Todo comenzó con Antonio Pigafetta y su descripción de los patagones en el “Primer viaje en torno al globo”: "Un día apareció de improviso en la playa un hombre de estatura gigantesca… Era tan alto aquel hombre, que le llegábamos a la cintura, siendo además muy proporcionado". Ya en la novela de caballería "Primaleón", de la cual Hernando de Magallanes toma el nombre que da a los habitantes de la región en 1520, aparece un gigante: "Patagón", líder de los "patagones", con titánico cuerpo de hombre y cabeza de can. Años después, en 1580, Pedro Sarmiento de Gamboa recorre el Estrecho que Magallanes descubriera, y toma contacto con sus moradores. Los llama “Grandes hombres”, “Gente Grande”, “Gente Crecida” e incluso “Gigantes”; basado en los dichos del otro pueblo que vive allí, el de los canoeros, que temía a esos portentos. Pero cuando captura a uno y lo sube a la nave, su descripción es mesurada: “Es crecido de miembros”, dice.

Sin embargo, su "Relación" del viaje al Estrecho se conoce primero por la recensión que hace Bartolomé Leonardo de Argensola en la “Conquista de las Islas Malucas"; y allí ese historiador agrega detalles que Sarmiento no menciona. Por ejemplo, da la siguiente versión de lo ocurrido: “El Indio preso era entre los Gigantes Gigante; y dice la relación que les pareció Cíclope”. Lejos está de lo que escribió el navegante. Tampoco Edward Cliffe, uno de los cronistas de Francis Drake, que cruzó el paso entre los océanos en 1578, los vio de dimensiones descomunales: "...our General... met with 3 of the Patagons... These men be of no such stature as the Spaniards report, being but of the height of English men: for I have seen men in England taller than I could see any of them."

En 1766 regresa de su circunnavegación John Byron, abuelo del poeta. Poco después se edita en Inglaterra la crónica “Viaje alrededor del mundo hecho en el navío de S.M. Británica del Delfín mandado por el Comandante Byron”, de ignoto autor; que contribuye a difundir la leyenda. Además de mostrar los más célebres dibujos de los enormes sureños, la obra narra su encuentro con ellos: "...un patagón... me salió al encuentro. Era de una estatura gigantesca... juzgando de su estatura por comparación a la mía, puedo asegurar que no era menos de siete pies". El interés que el asunto despertó, motivó que Horace Walpole, autor de “El Castillo de Otranto”, escribiese su ensayo “An account of the giants lately discovered”.

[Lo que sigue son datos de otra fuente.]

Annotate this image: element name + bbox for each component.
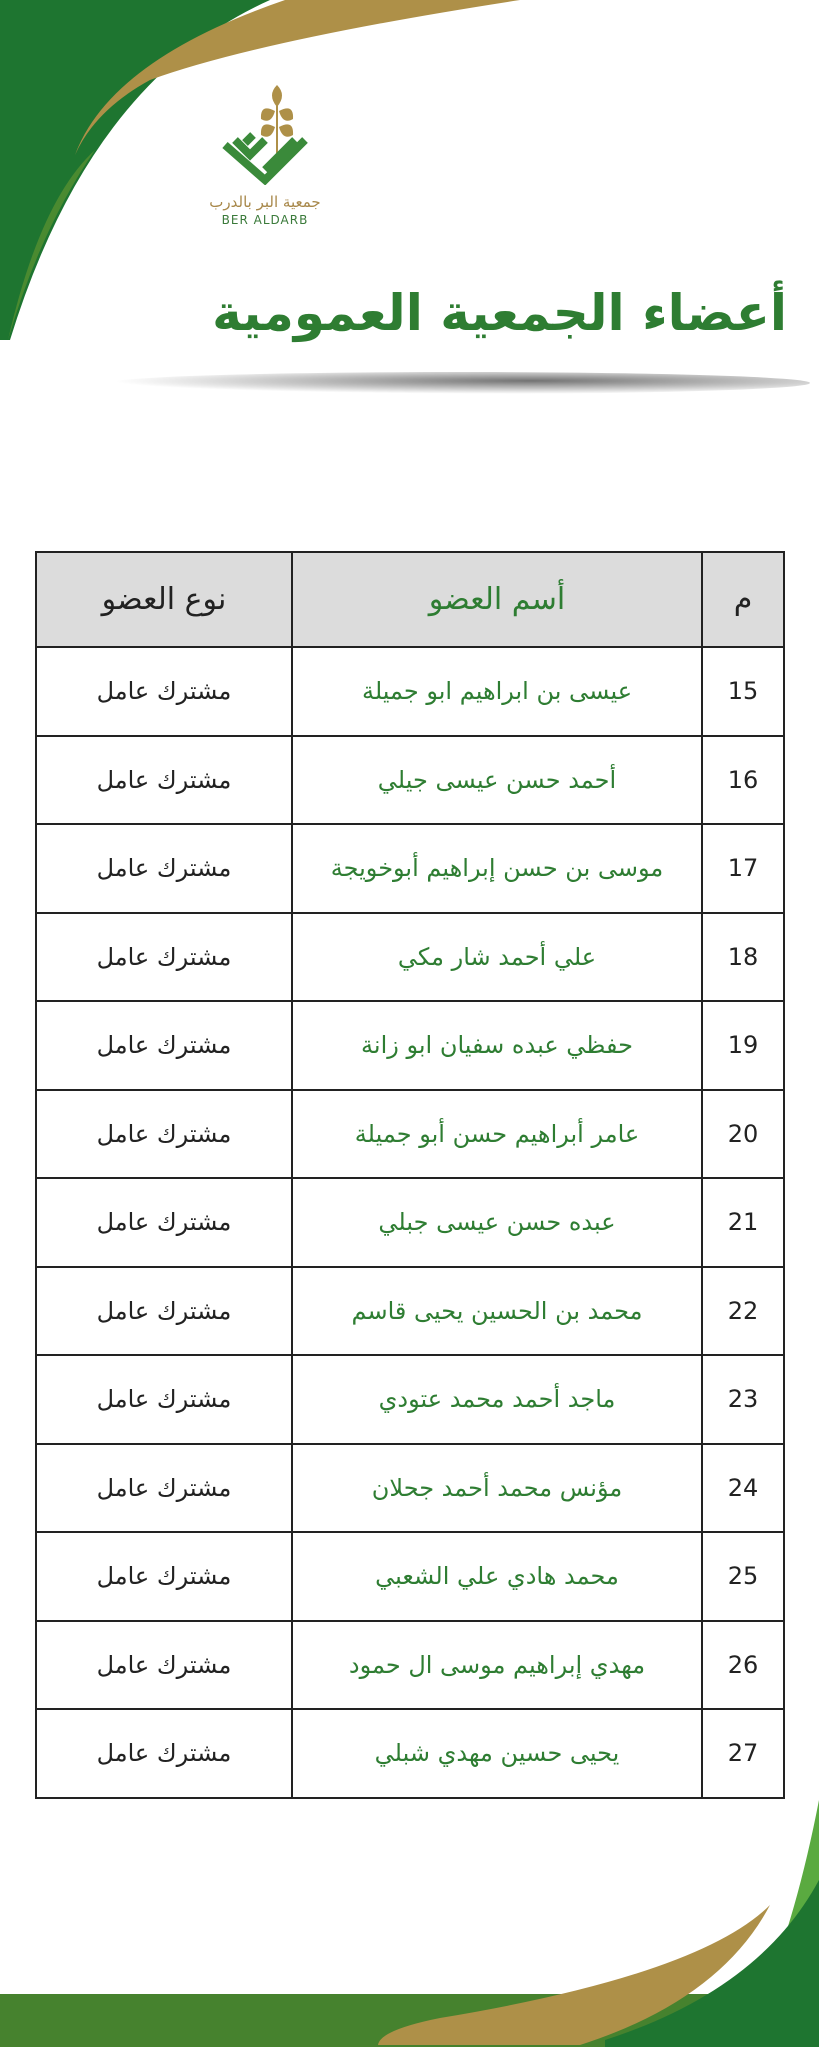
table-row: 16 أحمد حسن عيسى جيلي مشترك عامل bbox=[35, 734, 785, 825]
member-number: 17 bbox=[701, 823, 785, 914]
bottom-green-swoosh bbox=[605, 1880, 819, 2047]
member-name: محمد هادي علي الشعبي bbox=[291, 1531, 703, 1622]
member-name: موسى بن حسن إبراهيم أبوخويجة bbox=[291, 823, 703, 914]
member-number: 15 bbox=[701, 646, 785, 737]
member-number: 20 bbox=[701, 1088, 785, 1179]
member-number: 22 bbox=[701, 1265, 785, 1356]
logo: جمعية البر بالدرب BER ALDARB bbox=[190, 85, 340, 227]
member-type: مشترك عامل bbox=[35, 823, 293, 914]
member-name: ماجد أحمد محمد عتودي bbox=[291, 1354, 703, 1445]
member-number: 16 bbox=[701, 734, 785, 825]
header-name: أسم العضو bbox=[291, 551, 703, 648]
member-number: 27 bbox=[701, 1708, 785, 1799]
logo-english-text: BER ALDARB bbox=[221, 213, 309, 227]
member-number: 26 bbox=[701, 1619, 785, 1710]
table-row: 27 يحيى حسين مهدي شبلي مشترك عامل bbox=[35, 1708, 785, 1799]
table-row: 25 محمد هادي علي الشعبي مشترك عامل bbox=[35, 1531, 785, 1622]
table-row: 18 علي أحمد شار مكي مشترك عامل bbox=[35, 911, 785, 1002]
member-number: 19 bbox=[701, 1000, 785, 1091]
member-type: مشترك عامل bbox=[35, 1619, 293, 1710]
member-name: عامر أبراهيم حسن أبو جميلة bbox=[291, 1088, 703, 1179]
member-type: مشترك عامل bbox=[35, 1708, 293, 1799]
member-name: محمد بن الحسين يحيى قاسم bbox=[291, 1265, 703, 1356]
table-row: 23 ماجد أحمد محمد عتودي مشترك عامل bbox=[35, 1354, 785, 1445]
title-underline-shadow bbox=[110, 372, 810, 394]
member-type: مشترك عامل bbox=[35, 1000, 293, 1091]
member-name: علي أحمد شار مكي bbox=[291, 911, 703, 1002]
wheat-logo-icon bbox=[222, 85, 308, 186]
member-type: مشترك عامل bbox=[35, 1088, 293, 1179]
member-name: يحيى حسين مهدي شبلي bbox=[291, 1708, 703, 1799]
top-gold-swoosh bbox=[75, 0, 520, 155]
top-green-swoosh bbox=[0, 0, 270, 340]
member-number: 18 bbox=[701, 911, 785, 1002]
table-row: 24 مؤنس محمد أحمد جحلان مشترك عامل bbox=[35, 1442, 785, 1533]
member-type: مشترك عامل bbox=[35, 1442, 293, 1533]
member-type: مشترك عامل bbox=[35, 911, 293, 1002]
member-number: 25 bbox=[701, 1531, 785, 1622]
header-number: م bbox=[701, 551, 785, 648]
member-name: مؤنس محمد أحمد جحلان bbox=[291, 1442, 703, 1533]
member-type: مشترك عامل bbox=[35, 1531, 293, 1622]
member-type: مشترك عامل bbox=[35, 646, 293, 737]
member-number: 24 bbox=[701, 1442, 785, 1533]
member-number: 23 bbox=[701, 1354, 785, 1445]
member-name: أحمد حسن عيسى جيلي bbox=[291, 734, 703, 825]
table-row: 15 عيسى بن ابراهيم ابو جميلة مشترك عامل bbox=[35, 646, 785, 737]
header-type: نوع العضو bbox=[35, 551, 293, 648]
member-name: عيسى بن ابراهيم ابو جميلة bbox=[291, 646, 703, 737]
table-row: 19 حفظي عبده سفيان ابو زانة مشترك عامل bbox=[35, 1000, 785, 1091]
logo-arabic-text: جمعية البر بالدرب bbox=[209, 193, 321, 211]
table-header-row: م أسم العضو نوع العضو bbox=[35, 551, 785, 648]
member-type: مشترك عامل bbox=[35, 1177, 293, 1268]
table-row: 20 عامر أبراهيم حسن أبو جميلة مشترك عامل bbox=[35, 1088, 785, 1179]
member-type: مشترك عامل bbox=[35, 1354, 293, 1445]
table-row: 21 عبده حسن عيسى جبلي مشترك عامل bbox=[35, 1177, 785, 1268]
table-row: 22 محمد بن الحسين يحيى قاسم مشترك عامل bbox=[35, 1265, 785, 1356]
bottom-gold-swoosh bbox=[378, 1905, 770, 2045]
page-title: أعضاء الجمعية العمومية bbox=[212, 284, 788, 342]
member-number: 21 bbox=[701, 1177, 785, 1268]
member-name: مهدي إبراهيم موسى ال حمود bbox=[291, 1619, 703, 1710]
table-row: 26 مهدي إبراهيم موسى ال حمود مشترك عامل bbox=[35, 1619, 785, 1710]
member-name: حفظي عبده سفيان ابو زانة bbox=[291, 1000, 703, 1091]
table-row: 17 موسى بن حسن إبراهيم أبوخويجة مشترك عامل bbox=[35, 823, 785, 914]
member-type: مشترك عامل bbox=[35, 734, 293, 825]
members-table: م أسم العضو نوع العضو 15 عيسى بن ابراهيم … bbox=[35, 551, 785, 1799]
member-type: مشترك عامل bbox=[35, 1265, 293, 1356]
member-name: عبده حسن عيسى جبلي bbox=[291, 1177, 703, 1268]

Al tiempo, el libro sobre la travesía de Byron se publicó en Francia; con un introito que pretende agregar información sobre los jayanes de la Patagonia. Es el criterioso editor de la “Relación” de Sarmiento de 1768, quien en su enjundioso proemio desmiente tal prólogo; que ataca el testimonio de Sarmiento, pone en boca de otros cronistas, como los que acompañaron a los hermanos Bartolomé y Gonzalo de Nodal, palabras que nunca dijeron; y defiende ciertos relatos descabellados. Uno de ellos es la anécdota de Madalena de Viqueza, fábula sobre una española llegada a América para hacer fortuna; que recorre medio continente hasta terminar viviendo con una tribu de patagones. Rescatada luego por un buque, regresa a España. En la narración se afirma que sus anfitriones medían diez o doce pies de alto. El prologuista francés dice que esta historia figura en un libro del franciscano José Torrubia; de 1760.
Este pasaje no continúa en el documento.